The Federal Emergency Management Agency (FEMA) has responded to a recent story in the Daily Times concerning the certification of the floodwall levee in the city of Portsmouth. The story related that there was no concern on the part of Wastewater Director Rick Duncan that the certification will take place. FEMA does not give any reason to believe it will be otherwise.
“Regarding the status of the levee accreditation process: our team has been working closely with the City of Portsmouth and the Village of New Boston regarding their levee accreditation packages within Scioto County, Ohio,” Cassie Ringsdorf of FEMA Region-5 in Chicago, said in an email. “These levee accreditation packages were just recently submitted for FEMA review at the end of June 2016. We are currently reviewing them for completeness and will continue working with these communities to move the accreditation process forward.”
The story expressed concern by insurance agent Dan Cassidy of Berndt-Murfin Insurance agency, that if decertification took place, FEMA might tell the city they would not issue flood insurance to people in the city.
“Regarding the availability of flood insurance in these areas: when levees meet Federal standards for protection, flood maps show them as accredited levees and show the land facing the levee as a moderate-risk area (Zone X) on the map,” Ringsdorf said. “Flood insurance is not federally required by lenders, but it is strongly recommended and available for purchase by residents and business owners if that community participates in the National Flood Insurance Program (NFIP).”
Ringsdorf said, in situations when levees do not meet Federal standards, they are considered non-accredited, and flood maps show the levee-affected area as a high-risk area.

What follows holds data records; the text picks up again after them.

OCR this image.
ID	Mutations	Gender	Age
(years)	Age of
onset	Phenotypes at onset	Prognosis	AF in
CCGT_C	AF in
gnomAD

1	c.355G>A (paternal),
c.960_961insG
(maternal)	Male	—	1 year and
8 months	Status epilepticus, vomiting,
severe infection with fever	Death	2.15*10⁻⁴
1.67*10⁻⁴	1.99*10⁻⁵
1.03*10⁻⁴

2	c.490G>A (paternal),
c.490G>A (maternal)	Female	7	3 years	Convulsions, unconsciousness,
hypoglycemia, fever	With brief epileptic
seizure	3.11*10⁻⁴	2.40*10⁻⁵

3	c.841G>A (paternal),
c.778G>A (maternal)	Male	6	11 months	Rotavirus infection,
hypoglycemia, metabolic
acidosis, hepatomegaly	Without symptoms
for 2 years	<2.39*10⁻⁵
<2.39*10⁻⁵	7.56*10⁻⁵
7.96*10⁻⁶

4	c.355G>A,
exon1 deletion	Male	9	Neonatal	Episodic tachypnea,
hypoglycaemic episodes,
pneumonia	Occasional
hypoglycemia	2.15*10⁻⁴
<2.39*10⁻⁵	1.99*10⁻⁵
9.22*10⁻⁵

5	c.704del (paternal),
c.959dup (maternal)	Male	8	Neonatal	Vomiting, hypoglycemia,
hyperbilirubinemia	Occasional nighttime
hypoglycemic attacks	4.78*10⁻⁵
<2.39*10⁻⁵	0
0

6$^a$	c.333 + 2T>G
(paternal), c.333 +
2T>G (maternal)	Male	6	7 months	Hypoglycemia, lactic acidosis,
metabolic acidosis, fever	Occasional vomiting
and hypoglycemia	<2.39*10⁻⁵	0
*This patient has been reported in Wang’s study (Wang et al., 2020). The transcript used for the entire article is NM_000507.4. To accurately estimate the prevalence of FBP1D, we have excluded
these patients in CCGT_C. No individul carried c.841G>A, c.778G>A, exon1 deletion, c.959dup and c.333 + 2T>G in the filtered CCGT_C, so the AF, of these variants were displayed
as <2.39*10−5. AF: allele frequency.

She said the scenario does not mean federal flood insurance is no longer available.
“In these high-risk areas, most mortgage holders will be required to carry flood insurance by their lender. Residents and business owners can learn more about the NFIP and living behind levees by visiting www.FloodSmart.gov, and if they need to find an insurance agent in their area, estimate their insurance premiums or rate their flood risk, they can do so on this site,” Ringsdorf said.
She said it is important to note that neither certification nor accreditation guarantees protection. All flood hazard maps showing levees will carry a warning that overtopping or failure is possible, and that flood insurance and adherence to evacuation procedures are strongly recommended.